Symptoms of Acute Myelocytic Leukemia
The first symptoms of AML are very similar to those of acute lymphocytic leukemia (see Leukemias: Acute Lymphocytic Leukemia (ALL)). Although meningitis occurs less often than in acute lymphocytic leukemia, AML cells can cause inflammation of the layers of tissue covering the brain and spinal cord (meninges).

Causes

Causes of Acute Myelocytic Leukemia
AML is neither contagious nor inherited. However, people who suffer from certain genetic disorders, such as Fanconi anemia, Klinefelter syndrome, Patau syndrome, Bloom syndrome, and Down syndrome, are at greater risk of developing AML than the general population. A child with Down syndrome is roughly 14 times as likely as the average child to develop leukemia.

Diagnosis

Diagnosis of Acute Myelocytic Leukemia
The diagnosis of AML is also similar to that of acute lymphocytic leukemia. A bone marrow biopsy (see Symptoms and Diagnosis of Blood Disorders: Bone Marrow Examination) is almost always done to confirm the diagnosis and to distinguish AML from other types of leukemia.

Treatment

Treatment of Acute Myelocytic Leukemia
Treatment is aimed at bringing about prompt remission—the destruction of all leukemia cells. However, AML responds to fewer drugs than does acute lymphocytic leukemia. In addition, treatment often makes people sicker before they get better, because the treatment suppresses bone marrow activity, resulting in fewer white blood cells, particularly neutrophils. Having too few neutrophils makes infection likely. Meticulous care is taken to prevent infections, and any that occur are promptly treated. Red blood cell and platelet transfusions are invariably also needed.

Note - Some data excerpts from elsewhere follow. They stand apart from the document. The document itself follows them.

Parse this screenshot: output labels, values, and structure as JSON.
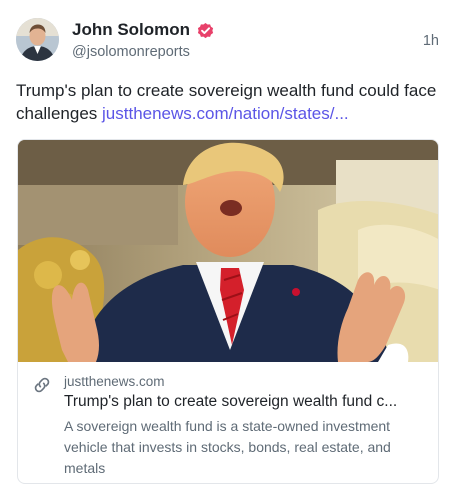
{
  "author": {
    "display_name": "John Solomon",
    "handle": "@jsolomonreports",
    "avatar_icon": "avatar-photo",
    "verified_icon": "verified-badge-icon"
  },
  "post": {
    "time": "1h",
    "text": "Trump's plan to create sovereign wealth fund could face challenges ",
    "link_text": "justthenews.com/nation/states/..."
  },
  "link_card": {
    "image": "photo of Trump speaking with hands raised",
    "domain": "justthenews.com",
    "title": "Trump's plan to create sovereign wealth fund c...",
    "description": "A sovereign wealth fund is a state-owned investment vehicle that invests in stocks, bonds, real estate, and metals",
    "link_icon": "link-chain-icon"
  },
  "colors": {
    "accent": "#5b55e6",
    "verified": "#e8416a",
    "muted_text": "#5f6b76",
    "tie_red": "#d4202b",
    "suit_navy": "#1e2b4a"
  }
}
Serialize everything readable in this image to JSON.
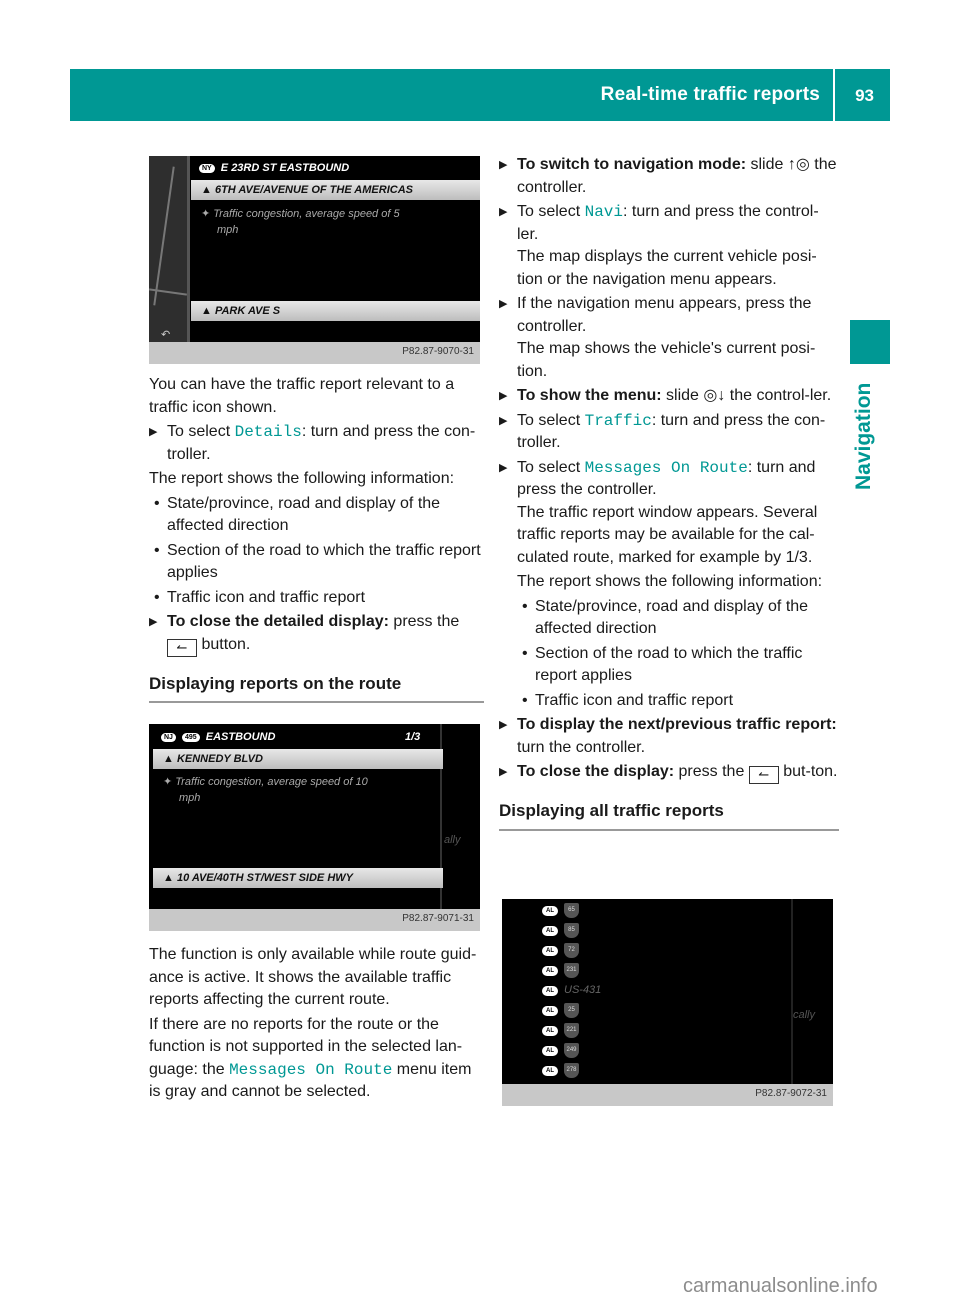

The first course of drug treatment (induction chemotherapy) generally includes cytarabine for 7 days by a continuous infusion and daunorubicin (or idarubicin or mitoxantrone) for 3 days.

Prognosis

Prognosis of Acute Myelocytic Leukemia
Without treatment, most people with AML die within a few weeks to months of the diagnosis. With therapy, between 20% and 40% of people survive at least 5 years, without any relapse. Because relapses almost always occur within the first 5 years after initial treatment, most people who remain leukemia-free after 5 years are considered cured. People who have the poorest prognosis are those older than 60, those who develop AML after undergoing chemotherapy and radiation therapy for other cancers, and those whose leukemia evolved slowly after a period of months to years of abnormal blood counts.

Prevention

Prevention of Acute Myelocytic Leukemia
High doses of radiation and exposure to the chemical benzene (used in the manufacture of plastics, rubber, and medicines) are strong risk factors. With the exception of people with such rare genetic conditions as Fanconi anemia, Klinefelter syndrome, Patau syndrome, Bloom syndrome, and Down syndrome, there is no known genetic predisposition to AML.